Recently, I retired from attending weddings. I had several reasons, of equal importance. For one, weddings are always at an inconvenient time – late at night when everyone is too sleepy to figure out that most rituals don’t make sense. For another, weddings are the perfect occasion for strangers to throw personal questions at each other – “What do you do for a living?” “Are you married?” “Are you going to have a love marriage or arranged marriage?” “Then, I hate shopping for gifts; you never know what price range to pick, you don’t know what someone will like, and chances are that it will get recycled anyway, when the couple unpacks an excess of crockery and wall-hangings. Wedding season kills your cricket-watching time. But, worst of all, once you involve yourself in a couple’s wedding, you’re involved in the rest of their lives – next thing you know, you’re attending birthday parties for each of their spawn.
Unfortunately, however misanthropic you are and however eccentric people peg you to be, there are some weddings that simply cannot be avoided. They may involve close friends; they may involve people who are crashing at your house because they’re distantly related to you and want to save on accommodation when they arrive en masse from their rural warrens; they may involve people you don’t want to offend because you know they will make all future meetings awkward.

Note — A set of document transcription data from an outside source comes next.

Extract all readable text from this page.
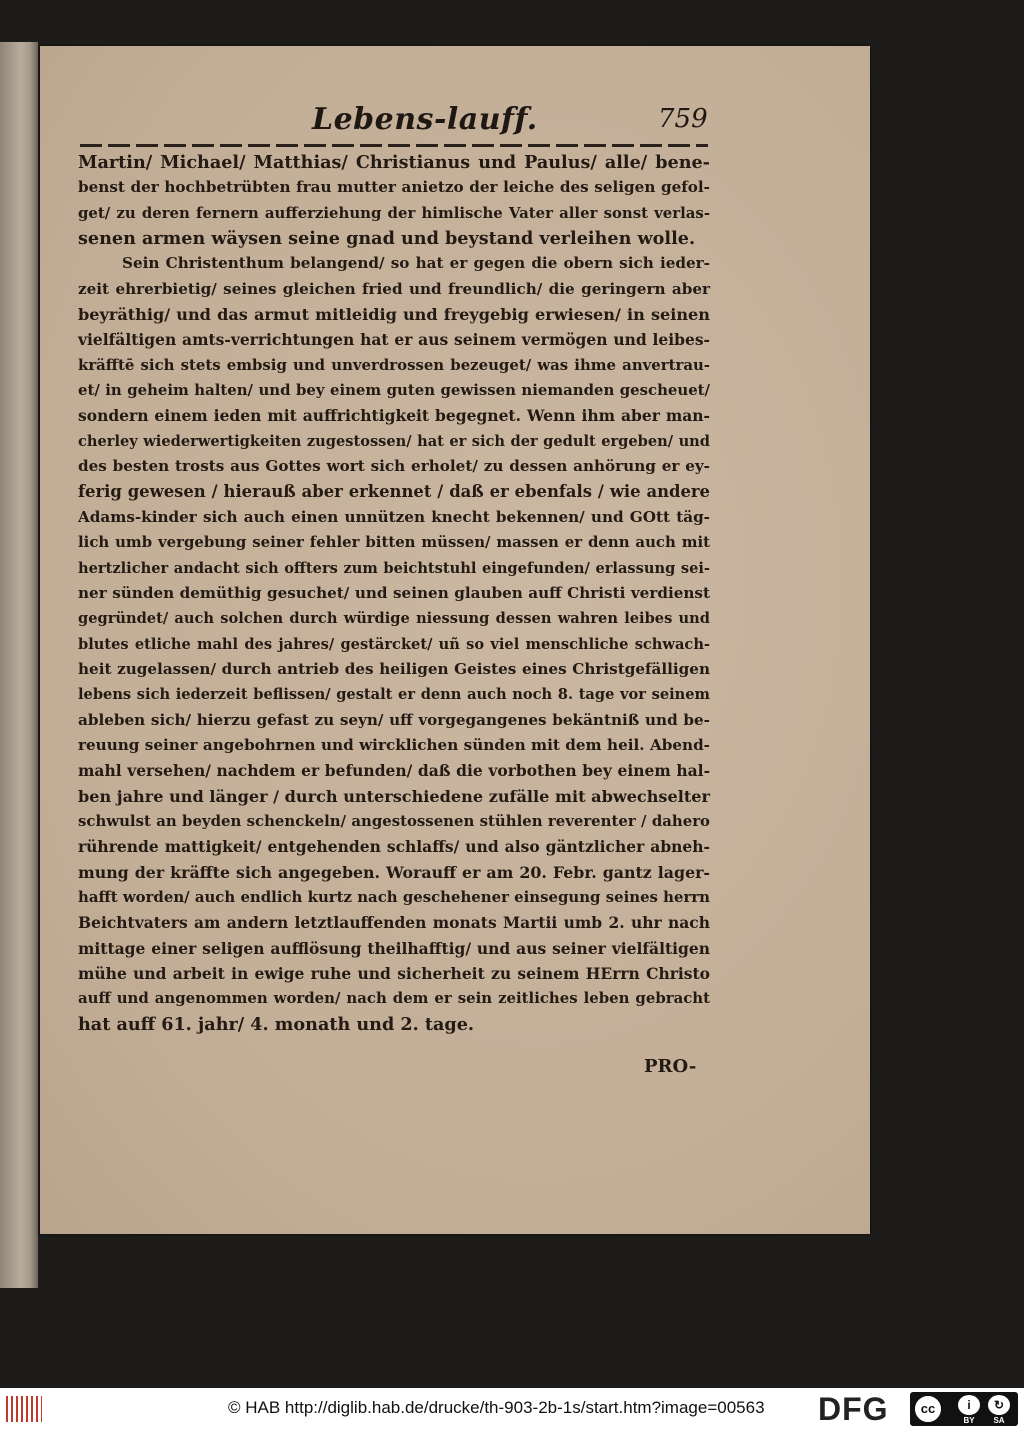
Lebens-lauff.	759
Martin/ Michael/ Matthias/ Christianus und Paulus/ alle/ bene-
benst der hochbetrübten frau mutter anietzo der leiche des seligen gefol-
get/ zu deren fernern aufferziehung der himlische Vater aller sonst verlas-
senen armen wäysen seine gnad und beystand verleihen wolle.
Sein Christenthum belangend/ so hat er gegen die obern sich ieder-
zeit ehrerbietig/ seines gleichen fried und freundlich/ die geringern aber
beyräthig/ und das armut mitleidig und freygebig erwiesen/ in seinen
vielfältigen amts-verrichtungen hat er aus seinem vermögen und leibes-
kräfftē sich stets embsig und unverdrossen bezeuget/ was ihme anvertrau-
et/ in geheim halten/ und bey einem guten gewissen niemanden gescheuet/
sondern einem ieden mit auffrichtigkeit begegnet. Wenn ihm aber man-
cherley wiederwertigkeiten zugestossen/ hat er sich der gedult ergeben/ und
des besten trosts aus Gottes wort sich erholet/ zu dessen anhörung er ey-
ferig gewesen / hierauß aber erkennet / daß er ebenfals / wie andere
Adams-kinder sich auch einen unnützen knecht bekennen/ und GOtt täg-
lich umb vergebung seiner fehler bitten müssen/ massen er denn auch mit
hertzlicher andacht sich offters zum beichtstuhl eingefunden/ erlassung sei-
ner sünden demüthig gesuchet/ und seinen glauben auff Christi verdienst
gegründet/ auch solchen durch würdige niessung dessen wahren leibes und
blutes etliche mahl des jahres/ gestärcket/ uñ so viel menschliche schwach-
heit zugelassen/ durch antrieb des heiligen Geistes eines Christgefälligen
lebens sich iederzeit beflissen/ gestalt er denn auch noch 8. tage vor seinem
ableben sich/ hierzu gefast zu seyn/ uff vorgegangenes bekäntniß und be-
reuung seiner angebohrnen und wircklichen sünden mit dem heil. Abend-
mahl versehen/ nachdem er befunden/ daß die vorbothen bey einem hal-
ben jahre und länger / durch unterschiedene zufälle mit abwechselter
schwulst an beyden schenckeln/ angestossenen stühlen reverenter / dahero
rührende mattigkeit/ entgehenden schlaffs/ und also gäntzlicher abneh-
mung der kräffte sich angegeben. Worauff er am 20. Febr. gantz lager-
hafft worden/ auch endlich kurtz nach geschehener einsegung seines herrn
Beichtvaters am andern letztlauffenden monats Martii umb 2. uhr nach
mittage einer seligen aufflösung theilhafftig/ und aus seiner vielfältigen
mühe und arbeit in ewige ruhe und sicherheit zu seinem HErrn Christo
auff und angenommen worden/ nach dem er sein zeitliches leben gebracht
hat auff 61. jahr/ 4. monath und 2. tage.
PRO-
© HAB http://diglib.hab.de/drucke/th-903-2b-1s/start.htm?image=00563 DFG	cc	i	↻
BY	SA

This wedding season has been especially traumatic. It has gone on for four months thus far, and coincided both with my retirement from journalism and several cricket tours I’ve been waiting for.
Among the reasons for my quitting journalism was that I was tired of meeting people, and pretending to find them interesting. Sadly, these are the primary duties of a wedding guest. When the hosts don’t know what to do with you, they introduce you to other guests. Not only do I hate making conversation, but I have the added disadvantage of having no answers to most questions. I don’t work. I don’t “freelance”. I write a couple of columns and I write books. When I’m asked what my book is about, and I say, “Marriage”, it invites either a barrage of personal questions or a load of uninteresting information about random marriages. Often, it invites the question I dread most – “Does writing pay?” My instinctive response would be changed by my Autocorrect to, “Do I ducking ask you what your ducking salary is?” Without recourse to that, I resort to vague answers and monosyllables.
This tactic has a dangerous side-effect. The quiet ones in any group draw the non-stop-talkers like an open wound on a homeless drunk draws maggots, flies and stray dogs. I once thought my ability to attract the most boring person in a given group, and have them drone on about every aspect of their lives was a curse. Eventually, I realised trying to check the cricket score on my phone, tweeting one-liners about weddings and updating my Facebook during a reception would be quickly identified as symptoms of a listener-not-talker – the perfect victim for a talker-not-listener.
Once, a talker-not-listener held on to me, quite literally. She clutched my right hand, as my dinner plate weighed down my left, and spent a quarter of an hour filling me on a family history I had not asked for. Finally, the twentieth time I looked at my food longingly, she said, “Oh, oh, oh, sorry, please tell me if I’m keeping you from your dinner.”
Which brings me to the food, the main draw at weddings. That doesn’t work for me. I’m no foodie. I’m usually repelled by wedding food, because the sight of people queuing up to get mass-manufactured gloop dumped on their plates reminds me of soup kitchens. As you try to work your way through the mess of incongruent tastes on your plate, you must also make conversation – or fend it off. Your alternative is to join the smokers.
[quote]Only in the subcontinent will you find people in their thirties sneaking away to smoke in a corner[/quote]
It is only in the subcontinent that you will find people in their thirties sneaking away to smoke in a corner where the “adults” won’t find them. As a non-smoker, I have to choose between headaches induced by passive smoking, and headaches induced by passive conversation.
However, among all the Catch-22 situations weddings impose on you, this is the cruellest – nothing turns you against the idea of marriage like a hectic wedding; but, the longer you stay unmarried, the longer you’ll be treated as an errand boy/girl, while cousins ten years younger than you sit sedately, spouses in tow.